Cases of Elderly Abandoned by Poor Families on the Rise (INDIA)

By R Sivaraman, TNN
Oct 4, 2011
MADURAI:

 In the twilight of their lives, they have been abandoned in hospital by relatives who are either unable to care for them or don't want to shoulder responsibility.

Octogenarian S Vellaimmal, a resident of Manchanaickanpatti on the outskirts of Madurai, can barely remember any thing. Her daughter is alive but has left her at the government owned Rajaji Hospital, say the staff. The case of M.Vasantha (75) of Madurai is similar. So is that of Damodharan (60) of Valliyur, who is bed-ridden and has lost his vision and speech. They were all in hospital for a month and after their relatives could not be traced, were shifted to an old age home.
M Gopalakrishnan, a Red Cross activist, said the trend of aged people being abandoned in hospitals by families, who admit them into outpatient wards and depart on the sly, is clearly on the rise.
"Since 2008, we have rescued 127 unknown patients. Either we reunite them with their families if they remember them or we are forced to admit them to an old age home. Last week we rescued seven old people and sent four of them to an old age home," he added.

A Harikrishnan, another activist, said relatives who accompany old people to the hospital often leave after submitting fake addresses. "In many cases, the children of these old people are steeped in poverty," he said.
Dr Prahadeesawaran, resident medical officer of Rajaji Hospital said: "The abandonment of elderly people is a headache for us. It is painful to note that their sons themselves bring them by auto and leave them in outpatient wards on the sly. We recently caught a person who tried to leave his parent. When we nabbed him, he claimed he was a passerby and had found the old person and brought him here. "
"Most of them are found in a starving condition. If they are sick we put them in the casualty ward and we try to give maximum medical support," and later shift them to either reunite them with their children or send them to an old age home," Dr Pragadeesawaran said.

Fr.
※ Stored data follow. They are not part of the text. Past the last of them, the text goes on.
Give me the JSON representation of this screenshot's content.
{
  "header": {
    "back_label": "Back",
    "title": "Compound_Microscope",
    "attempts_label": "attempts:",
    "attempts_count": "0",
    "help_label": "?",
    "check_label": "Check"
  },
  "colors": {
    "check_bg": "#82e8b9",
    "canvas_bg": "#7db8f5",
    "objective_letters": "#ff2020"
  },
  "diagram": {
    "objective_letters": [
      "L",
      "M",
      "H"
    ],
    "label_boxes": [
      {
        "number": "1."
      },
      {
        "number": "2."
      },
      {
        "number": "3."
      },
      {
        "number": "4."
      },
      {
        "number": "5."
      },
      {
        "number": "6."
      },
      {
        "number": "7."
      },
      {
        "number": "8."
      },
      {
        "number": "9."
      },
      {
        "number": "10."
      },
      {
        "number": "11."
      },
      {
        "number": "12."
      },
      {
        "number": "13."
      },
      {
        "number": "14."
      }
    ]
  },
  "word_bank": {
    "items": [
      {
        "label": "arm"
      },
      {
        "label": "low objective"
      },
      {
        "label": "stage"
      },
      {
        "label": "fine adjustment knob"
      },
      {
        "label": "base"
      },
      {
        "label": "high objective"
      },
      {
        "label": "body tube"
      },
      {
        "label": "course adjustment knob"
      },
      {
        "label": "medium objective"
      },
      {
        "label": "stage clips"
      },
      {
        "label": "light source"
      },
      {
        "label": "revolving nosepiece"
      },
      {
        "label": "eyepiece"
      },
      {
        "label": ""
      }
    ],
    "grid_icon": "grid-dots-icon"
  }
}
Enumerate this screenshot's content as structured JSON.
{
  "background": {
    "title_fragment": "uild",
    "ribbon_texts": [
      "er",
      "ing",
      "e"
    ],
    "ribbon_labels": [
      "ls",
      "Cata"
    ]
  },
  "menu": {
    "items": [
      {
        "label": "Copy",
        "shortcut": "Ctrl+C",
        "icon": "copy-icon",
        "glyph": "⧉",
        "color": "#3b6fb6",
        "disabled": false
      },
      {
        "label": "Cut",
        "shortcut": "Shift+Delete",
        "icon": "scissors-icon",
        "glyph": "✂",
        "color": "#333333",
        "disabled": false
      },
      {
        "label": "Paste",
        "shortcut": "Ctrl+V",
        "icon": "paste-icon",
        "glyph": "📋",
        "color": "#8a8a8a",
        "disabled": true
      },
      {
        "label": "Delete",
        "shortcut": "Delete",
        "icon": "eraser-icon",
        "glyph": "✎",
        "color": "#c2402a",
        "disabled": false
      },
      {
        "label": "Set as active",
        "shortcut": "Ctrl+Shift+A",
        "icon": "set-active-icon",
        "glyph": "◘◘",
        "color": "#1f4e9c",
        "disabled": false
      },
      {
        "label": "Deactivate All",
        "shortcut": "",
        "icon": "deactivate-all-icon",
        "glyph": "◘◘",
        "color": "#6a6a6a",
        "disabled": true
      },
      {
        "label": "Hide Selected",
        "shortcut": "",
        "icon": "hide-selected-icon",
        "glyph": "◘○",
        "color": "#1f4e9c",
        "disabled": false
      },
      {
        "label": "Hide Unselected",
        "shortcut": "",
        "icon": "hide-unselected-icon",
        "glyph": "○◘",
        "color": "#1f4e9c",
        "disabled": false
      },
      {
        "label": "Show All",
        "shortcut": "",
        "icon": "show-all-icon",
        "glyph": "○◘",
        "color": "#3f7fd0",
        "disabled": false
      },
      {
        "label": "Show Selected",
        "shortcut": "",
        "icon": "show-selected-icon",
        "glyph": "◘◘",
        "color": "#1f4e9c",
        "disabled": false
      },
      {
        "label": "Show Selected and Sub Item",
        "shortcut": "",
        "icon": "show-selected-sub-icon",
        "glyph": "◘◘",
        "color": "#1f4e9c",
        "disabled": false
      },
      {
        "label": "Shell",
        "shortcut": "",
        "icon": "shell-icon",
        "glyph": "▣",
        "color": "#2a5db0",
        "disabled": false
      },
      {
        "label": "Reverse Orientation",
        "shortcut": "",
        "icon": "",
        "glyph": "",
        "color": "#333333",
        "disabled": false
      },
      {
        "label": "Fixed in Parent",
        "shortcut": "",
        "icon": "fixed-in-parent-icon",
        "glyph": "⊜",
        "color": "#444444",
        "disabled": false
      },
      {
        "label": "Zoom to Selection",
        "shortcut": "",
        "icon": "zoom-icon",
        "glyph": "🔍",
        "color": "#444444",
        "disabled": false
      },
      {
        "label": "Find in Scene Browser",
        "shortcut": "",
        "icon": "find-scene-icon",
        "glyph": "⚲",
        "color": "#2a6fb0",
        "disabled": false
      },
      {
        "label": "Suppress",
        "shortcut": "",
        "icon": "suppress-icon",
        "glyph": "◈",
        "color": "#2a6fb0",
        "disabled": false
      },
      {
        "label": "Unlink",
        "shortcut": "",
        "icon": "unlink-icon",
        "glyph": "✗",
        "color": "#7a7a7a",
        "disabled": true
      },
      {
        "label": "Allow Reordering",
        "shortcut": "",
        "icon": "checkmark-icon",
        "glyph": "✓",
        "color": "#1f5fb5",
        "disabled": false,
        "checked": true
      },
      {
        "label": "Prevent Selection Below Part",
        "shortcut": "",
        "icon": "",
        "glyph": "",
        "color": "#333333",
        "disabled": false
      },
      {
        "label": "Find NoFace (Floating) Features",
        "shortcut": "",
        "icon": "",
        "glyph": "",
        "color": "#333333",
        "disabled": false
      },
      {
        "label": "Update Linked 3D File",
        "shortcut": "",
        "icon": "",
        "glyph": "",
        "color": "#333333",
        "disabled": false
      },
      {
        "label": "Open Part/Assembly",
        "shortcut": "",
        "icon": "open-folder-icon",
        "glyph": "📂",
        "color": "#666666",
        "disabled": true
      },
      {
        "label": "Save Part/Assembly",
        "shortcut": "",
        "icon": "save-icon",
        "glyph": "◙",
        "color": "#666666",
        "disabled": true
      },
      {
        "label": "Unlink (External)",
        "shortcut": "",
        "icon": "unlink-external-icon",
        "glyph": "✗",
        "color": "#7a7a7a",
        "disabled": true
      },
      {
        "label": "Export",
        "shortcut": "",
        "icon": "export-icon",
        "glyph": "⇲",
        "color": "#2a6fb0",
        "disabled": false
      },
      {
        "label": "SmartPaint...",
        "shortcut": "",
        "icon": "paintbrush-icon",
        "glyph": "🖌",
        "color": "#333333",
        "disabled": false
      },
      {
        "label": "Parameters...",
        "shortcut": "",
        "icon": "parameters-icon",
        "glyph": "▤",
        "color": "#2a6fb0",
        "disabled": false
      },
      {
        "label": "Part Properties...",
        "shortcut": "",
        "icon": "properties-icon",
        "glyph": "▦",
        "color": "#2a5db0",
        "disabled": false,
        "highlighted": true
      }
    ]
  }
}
R.V. Thomas Rathapillil, Founder, St. Joseph's Hospice, Dindigul which runs the old age home laments that while the country is on the one hand becoming richer on the other hand the poor are becoming poorer and perhaps driving them to the desperate act of abandoning their parents in this manner. He feels the new menace is a result of the booming economy which has a flip side to it. "The poor can not accomodate their sick parents in their home and only the rich or relatively better off can afford to support their elderly," he observed.